According to the survey, 38 per cent of low-paid people work in firms with fewer than 20 employees, compared with 35.2 per cent who work for firms with more than 500 workers.
Low-paid employees are classified as those in the lowest 20 per cent of hourly earnings.
Perth cafe owner Merrellyn O’Callaghan said she had a sharp intake of breath at the thought of her wages bill rising even higher if a Shorten government introduced its “living wage” policy.
Her cafe is described as a “beautiful garden oasis”, but it is also a place of hard work and tough financial decisions.
Wages account for 40 per cent of her expenses at the popular Garden Cafe in Maylands.
“It’s been tough. Wages is the biggest cost. At level one, the lowest you can pay is $29 a hour at the weekend,” she said.
“I employ 10 or 11 casuals and at the weekends there are seven of us on.”
She had been forced to take on more juniors, who can be paid a lower wage.
“I’m working less than I used to. I was doing 80 to 90 hours a week last year because I couldn’t afford the wages but you can’t sustain it,” she said.
Ms O’Callaghan said if Labor increased the minimum wage she would have to work more hours herself, giving staff fewer hours and even closing on quieter days.
HILDA director Mark Wooden said while the union movement had created the impression low-paid workers were employed by companies with huge profits, they were more likely to work for small businesses. “For small business your margins are close to nothing … so when your margins are close to nothing and you adjust if your cost go up where does the money come from?” Professor Wooden said.
Under its “living wage policy”, Labor leader Bill Shorten has promised to raise the wages of 1.2 million low-paid workers, but has not said by how much.
Mr Chaney said mandating a living wage “is a very blunt economic instrument”.
“No one would argue with the simple proposition that in a decent society, people should be able to earn a wage that enables them to have an acceptable standard of living,” he said. “The problem is that, as with most economic issues, the living wage issue is not a simple one.
“The last thing a government wants to do is to mandate higher wages and find that people are thrown out of work as a result. This is a very real possibility at the present time, when many businesses in Australia, especially small ones, are struggling to remain viable because of the downturn in the domestic economy.

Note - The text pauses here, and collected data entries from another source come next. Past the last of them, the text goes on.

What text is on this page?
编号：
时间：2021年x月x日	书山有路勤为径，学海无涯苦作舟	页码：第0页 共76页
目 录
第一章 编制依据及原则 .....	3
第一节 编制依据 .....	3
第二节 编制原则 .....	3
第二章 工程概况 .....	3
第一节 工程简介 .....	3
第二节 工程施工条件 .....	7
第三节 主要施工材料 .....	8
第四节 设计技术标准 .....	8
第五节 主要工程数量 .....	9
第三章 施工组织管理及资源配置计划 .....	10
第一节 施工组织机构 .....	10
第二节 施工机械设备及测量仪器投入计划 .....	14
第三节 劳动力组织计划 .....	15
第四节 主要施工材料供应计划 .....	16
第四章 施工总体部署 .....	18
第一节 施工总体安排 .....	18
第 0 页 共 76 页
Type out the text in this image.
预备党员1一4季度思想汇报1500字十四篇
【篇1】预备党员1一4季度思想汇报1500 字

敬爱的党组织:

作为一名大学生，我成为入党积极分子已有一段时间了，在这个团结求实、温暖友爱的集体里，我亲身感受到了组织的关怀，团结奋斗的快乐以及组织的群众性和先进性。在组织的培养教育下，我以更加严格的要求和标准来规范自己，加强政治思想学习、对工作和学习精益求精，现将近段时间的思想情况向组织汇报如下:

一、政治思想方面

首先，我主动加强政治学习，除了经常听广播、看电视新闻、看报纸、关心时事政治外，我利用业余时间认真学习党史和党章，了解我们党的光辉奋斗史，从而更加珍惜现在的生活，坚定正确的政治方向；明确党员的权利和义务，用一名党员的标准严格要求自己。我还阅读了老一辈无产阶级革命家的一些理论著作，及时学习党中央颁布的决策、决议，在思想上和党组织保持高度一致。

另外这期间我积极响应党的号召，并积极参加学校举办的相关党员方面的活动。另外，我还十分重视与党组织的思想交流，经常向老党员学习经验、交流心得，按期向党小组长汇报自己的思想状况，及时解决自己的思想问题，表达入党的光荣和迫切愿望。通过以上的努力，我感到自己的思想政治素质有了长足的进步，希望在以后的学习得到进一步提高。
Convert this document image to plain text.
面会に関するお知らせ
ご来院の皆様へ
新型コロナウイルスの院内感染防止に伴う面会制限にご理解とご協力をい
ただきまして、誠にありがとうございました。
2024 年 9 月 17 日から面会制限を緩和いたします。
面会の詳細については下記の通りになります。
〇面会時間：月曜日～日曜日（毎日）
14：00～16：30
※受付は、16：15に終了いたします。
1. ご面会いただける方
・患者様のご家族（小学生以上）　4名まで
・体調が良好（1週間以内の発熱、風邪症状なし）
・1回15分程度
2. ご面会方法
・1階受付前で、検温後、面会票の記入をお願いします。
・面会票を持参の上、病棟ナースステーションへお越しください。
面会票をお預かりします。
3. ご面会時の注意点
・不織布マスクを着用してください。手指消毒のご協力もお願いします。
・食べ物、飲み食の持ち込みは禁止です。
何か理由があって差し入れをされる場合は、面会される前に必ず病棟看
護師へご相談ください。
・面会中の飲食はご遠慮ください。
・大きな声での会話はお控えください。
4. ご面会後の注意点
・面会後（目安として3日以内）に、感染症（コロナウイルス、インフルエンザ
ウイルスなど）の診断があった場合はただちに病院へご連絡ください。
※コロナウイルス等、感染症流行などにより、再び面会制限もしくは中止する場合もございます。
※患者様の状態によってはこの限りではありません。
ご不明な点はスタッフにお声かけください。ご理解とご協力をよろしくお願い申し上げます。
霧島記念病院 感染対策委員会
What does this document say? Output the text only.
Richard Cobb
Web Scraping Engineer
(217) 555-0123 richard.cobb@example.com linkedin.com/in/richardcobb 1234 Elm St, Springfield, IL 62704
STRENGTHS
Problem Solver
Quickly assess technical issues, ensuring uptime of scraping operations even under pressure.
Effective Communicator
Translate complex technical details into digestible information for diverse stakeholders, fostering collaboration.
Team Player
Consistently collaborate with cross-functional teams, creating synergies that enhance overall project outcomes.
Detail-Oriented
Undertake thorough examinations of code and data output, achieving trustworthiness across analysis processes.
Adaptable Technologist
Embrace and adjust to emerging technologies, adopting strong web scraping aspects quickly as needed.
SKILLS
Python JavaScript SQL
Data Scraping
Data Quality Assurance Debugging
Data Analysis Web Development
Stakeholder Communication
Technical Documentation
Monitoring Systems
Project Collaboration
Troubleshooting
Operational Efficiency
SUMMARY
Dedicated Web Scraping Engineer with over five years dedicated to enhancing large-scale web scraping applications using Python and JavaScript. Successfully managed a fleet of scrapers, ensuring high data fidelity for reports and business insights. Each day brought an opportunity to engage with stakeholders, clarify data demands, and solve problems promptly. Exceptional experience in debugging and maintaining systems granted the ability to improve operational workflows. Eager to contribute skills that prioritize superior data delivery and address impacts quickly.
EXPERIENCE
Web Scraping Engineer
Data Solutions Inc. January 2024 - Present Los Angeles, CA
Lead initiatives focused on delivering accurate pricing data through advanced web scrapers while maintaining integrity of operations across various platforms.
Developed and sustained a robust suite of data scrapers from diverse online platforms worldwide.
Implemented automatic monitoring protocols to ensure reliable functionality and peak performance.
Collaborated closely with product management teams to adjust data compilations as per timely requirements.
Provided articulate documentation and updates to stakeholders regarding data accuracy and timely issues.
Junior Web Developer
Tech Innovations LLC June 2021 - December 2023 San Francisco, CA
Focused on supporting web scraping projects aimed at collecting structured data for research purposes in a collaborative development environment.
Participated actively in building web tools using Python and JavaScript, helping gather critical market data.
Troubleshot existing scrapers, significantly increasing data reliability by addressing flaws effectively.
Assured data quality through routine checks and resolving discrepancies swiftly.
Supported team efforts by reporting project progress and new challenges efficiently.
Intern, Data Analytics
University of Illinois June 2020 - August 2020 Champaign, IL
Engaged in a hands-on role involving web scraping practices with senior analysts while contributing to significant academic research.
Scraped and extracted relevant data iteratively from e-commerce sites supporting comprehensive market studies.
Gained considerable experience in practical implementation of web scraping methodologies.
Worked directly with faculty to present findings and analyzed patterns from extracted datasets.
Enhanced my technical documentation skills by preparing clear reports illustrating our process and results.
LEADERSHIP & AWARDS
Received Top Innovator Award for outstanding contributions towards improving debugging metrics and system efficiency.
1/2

“Raising labour costs would tip many over the edge and throw people out of work. Secondly, if you look at the statistics, a significant proportion of people earning the current minimum wage come from higher income households where there is more than one income earner.
“Given any government’s income is limited, they need to more sharply target their spending. In this case, it would be much better to adopt policies which encourage economic growth, corporate tax cuts and investment allowances, for example, and use the resulting increase in government receipts to provide assistance to the actual low-income households,” Mr Chaney said.
A Labor spokeswoman defended the policy.
“Every-thing is going up except people’s wages,” she said. “In the last five years, out-of-pocket costs to see a GP are up 26 per cent, private health insurance premiums are up 30 per cent, electricity prices are up 15 per cent, and long day childcare costs are up 24 per cent.”